Almost thirty years ago, it became my first intentional experience of detachment. I offered our acquaintanceship and the intention for Shaun’s well-being to the Universe. With love I released this relationship hoping that he would in time seek his highest good. It was a liberating moment for me. I later learned that it was for him too, free at last of listening to my well-intentioned advice!
There was a companion detachment. I detached from my own single-minded need and focus on creating extended family. With new awareness I discovered freedom in becoming mindfully aware about opportunities for organically extending my new American family. Instead of clutching at an idealized goal I was free to be embraced by and embrace the life-giving energy of those with whom mutual bonds of relationship occurred more seamlessly.
Two decades later Shaun and I reconnected. He observed a new ease about who I am. I discovered a man who had done equally important interior work resulting in his anger and distrust of others making way for a more expansive, generous way of life.

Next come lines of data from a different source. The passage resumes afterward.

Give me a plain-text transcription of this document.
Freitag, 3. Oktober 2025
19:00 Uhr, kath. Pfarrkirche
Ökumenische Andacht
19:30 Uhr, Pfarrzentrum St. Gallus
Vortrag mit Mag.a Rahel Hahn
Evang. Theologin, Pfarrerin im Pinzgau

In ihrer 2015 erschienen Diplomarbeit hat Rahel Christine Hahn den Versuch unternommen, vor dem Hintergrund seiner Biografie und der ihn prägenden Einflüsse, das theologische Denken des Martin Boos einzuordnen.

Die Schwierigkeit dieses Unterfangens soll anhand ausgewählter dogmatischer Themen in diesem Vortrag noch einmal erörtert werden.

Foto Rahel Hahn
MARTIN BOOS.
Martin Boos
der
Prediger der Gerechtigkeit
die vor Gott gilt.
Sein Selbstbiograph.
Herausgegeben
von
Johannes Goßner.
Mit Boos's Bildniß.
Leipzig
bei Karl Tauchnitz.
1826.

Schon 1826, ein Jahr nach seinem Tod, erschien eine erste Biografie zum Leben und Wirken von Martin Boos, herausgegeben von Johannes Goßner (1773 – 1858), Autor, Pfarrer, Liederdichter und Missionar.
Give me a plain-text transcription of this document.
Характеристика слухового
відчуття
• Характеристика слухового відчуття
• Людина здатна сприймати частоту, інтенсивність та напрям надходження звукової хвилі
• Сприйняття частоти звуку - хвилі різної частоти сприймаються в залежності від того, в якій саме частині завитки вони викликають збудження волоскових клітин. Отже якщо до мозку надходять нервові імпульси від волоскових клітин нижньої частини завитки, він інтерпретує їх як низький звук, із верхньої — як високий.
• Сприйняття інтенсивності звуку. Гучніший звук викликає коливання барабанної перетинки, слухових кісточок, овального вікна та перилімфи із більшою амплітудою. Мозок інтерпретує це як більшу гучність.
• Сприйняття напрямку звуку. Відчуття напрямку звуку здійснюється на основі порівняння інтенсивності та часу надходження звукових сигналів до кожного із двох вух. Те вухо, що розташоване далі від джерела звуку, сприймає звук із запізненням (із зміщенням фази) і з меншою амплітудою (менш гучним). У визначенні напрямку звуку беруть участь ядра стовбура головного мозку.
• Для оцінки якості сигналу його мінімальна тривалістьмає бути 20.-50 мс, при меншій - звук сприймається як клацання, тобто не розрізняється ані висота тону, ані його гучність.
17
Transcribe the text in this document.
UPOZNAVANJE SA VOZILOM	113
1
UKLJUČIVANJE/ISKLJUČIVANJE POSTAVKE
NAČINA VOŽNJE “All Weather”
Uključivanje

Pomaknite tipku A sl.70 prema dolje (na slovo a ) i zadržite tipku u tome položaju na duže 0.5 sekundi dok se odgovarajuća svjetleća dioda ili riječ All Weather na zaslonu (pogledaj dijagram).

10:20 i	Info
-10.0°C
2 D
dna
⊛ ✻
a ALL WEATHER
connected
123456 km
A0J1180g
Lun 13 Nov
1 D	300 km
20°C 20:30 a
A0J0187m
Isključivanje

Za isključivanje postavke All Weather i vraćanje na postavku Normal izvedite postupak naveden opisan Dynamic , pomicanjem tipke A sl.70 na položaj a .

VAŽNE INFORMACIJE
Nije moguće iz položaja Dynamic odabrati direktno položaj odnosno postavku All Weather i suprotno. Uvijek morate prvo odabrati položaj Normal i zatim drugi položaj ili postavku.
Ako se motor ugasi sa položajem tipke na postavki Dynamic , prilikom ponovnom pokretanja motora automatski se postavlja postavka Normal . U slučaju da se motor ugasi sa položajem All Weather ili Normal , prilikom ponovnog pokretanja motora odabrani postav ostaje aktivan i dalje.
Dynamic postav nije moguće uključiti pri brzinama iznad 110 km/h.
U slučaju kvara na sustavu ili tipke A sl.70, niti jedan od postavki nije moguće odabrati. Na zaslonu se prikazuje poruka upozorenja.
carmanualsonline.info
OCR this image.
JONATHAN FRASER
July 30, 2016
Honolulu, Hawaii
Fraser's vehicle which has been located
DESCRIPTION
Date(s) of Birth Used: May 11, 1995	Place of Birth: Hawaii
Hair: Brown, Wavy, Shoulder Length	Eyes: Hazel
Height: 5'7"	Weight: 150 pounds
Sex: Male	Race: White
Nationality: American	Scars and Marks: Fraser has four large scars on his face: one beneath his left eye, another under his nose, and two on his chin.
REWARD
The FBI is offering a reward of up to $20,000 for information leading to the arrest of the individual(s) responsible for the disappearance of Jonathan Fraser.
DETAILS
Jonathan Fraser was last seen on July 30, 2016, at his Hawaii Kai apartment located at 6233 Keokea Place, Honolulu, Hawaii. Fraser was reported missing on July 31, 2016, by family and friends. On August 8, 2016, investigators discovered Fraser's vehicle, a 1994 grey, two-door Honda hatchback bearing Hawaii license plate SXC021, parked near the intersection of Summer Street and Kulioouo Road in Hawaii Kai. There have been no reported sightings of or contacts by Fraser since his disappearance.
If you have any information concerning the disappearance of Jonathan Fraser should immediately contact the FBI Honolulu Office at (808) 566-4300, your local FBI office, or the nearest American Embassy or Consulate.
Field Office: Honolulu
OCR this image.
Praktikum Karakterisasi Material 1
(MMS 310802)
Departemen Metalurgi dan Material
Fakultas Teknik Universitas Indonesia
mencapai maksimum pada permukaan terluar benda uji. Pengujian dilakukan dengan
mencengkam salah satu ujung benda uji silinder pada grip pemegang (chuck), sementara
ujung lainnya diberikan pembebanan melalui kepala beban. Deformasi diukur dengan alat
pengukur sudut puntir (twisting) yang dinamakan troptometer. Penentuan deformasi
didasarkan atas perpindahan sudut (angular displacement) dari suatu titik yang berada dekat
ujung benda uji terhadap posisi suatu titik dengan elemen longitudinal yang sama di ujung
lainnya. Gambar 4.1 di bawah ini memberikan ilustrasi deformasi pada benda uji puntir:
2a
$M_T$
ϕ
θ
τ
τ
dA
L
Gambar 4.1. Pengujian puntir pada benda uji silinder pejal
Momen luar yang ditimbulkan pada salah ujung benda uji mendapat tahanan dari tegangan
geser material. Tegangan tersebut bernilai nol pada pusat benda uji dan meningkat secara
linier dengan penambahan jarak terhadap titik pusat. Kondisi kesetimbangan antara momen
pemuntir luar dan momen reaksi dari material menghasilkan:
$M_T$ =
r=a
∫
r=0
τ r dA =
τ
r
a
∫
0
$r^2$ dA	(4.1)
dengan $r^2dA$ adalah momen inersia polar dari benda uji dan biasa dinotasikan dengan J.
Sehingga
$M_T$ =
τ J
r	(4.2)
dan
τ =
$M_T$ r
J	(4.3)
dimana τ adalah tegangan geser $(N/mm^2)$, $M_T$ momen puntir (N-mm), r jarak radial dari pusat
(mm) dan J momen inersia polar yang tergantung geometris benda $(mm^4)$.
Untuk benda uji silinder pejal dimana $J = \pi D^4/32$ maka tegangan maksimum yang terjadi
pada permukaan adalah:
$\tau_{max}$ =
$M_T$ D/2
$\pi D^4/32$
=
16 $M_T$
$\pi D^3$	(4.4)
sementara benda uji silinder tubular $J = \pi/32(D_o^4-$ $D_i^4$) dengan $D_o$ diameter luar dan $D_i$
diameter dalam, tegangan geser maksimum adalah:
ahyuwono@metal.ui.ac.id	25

Instead of slaying emotional vampires, detachment allowed room for each of us to flourish and cultivate our own well-being. It is easy to understand the reactions of those who respond to the emotional vampires in their lives with umbrage, anger, ridicule and pain. Those feelings are real but in choosing to nurture them we imprison ourselves by connecting an IV line of life-draining energy to our own lives.
As I recounted this experience my questioner’s perplexed look gave way to an insight – “I don’t have to choose to do battle with the vampires do I?” she asked rhetorically. Indeed not! The mindful choice to detach is an infinitely more courageous, life-affirming choice. For all involved.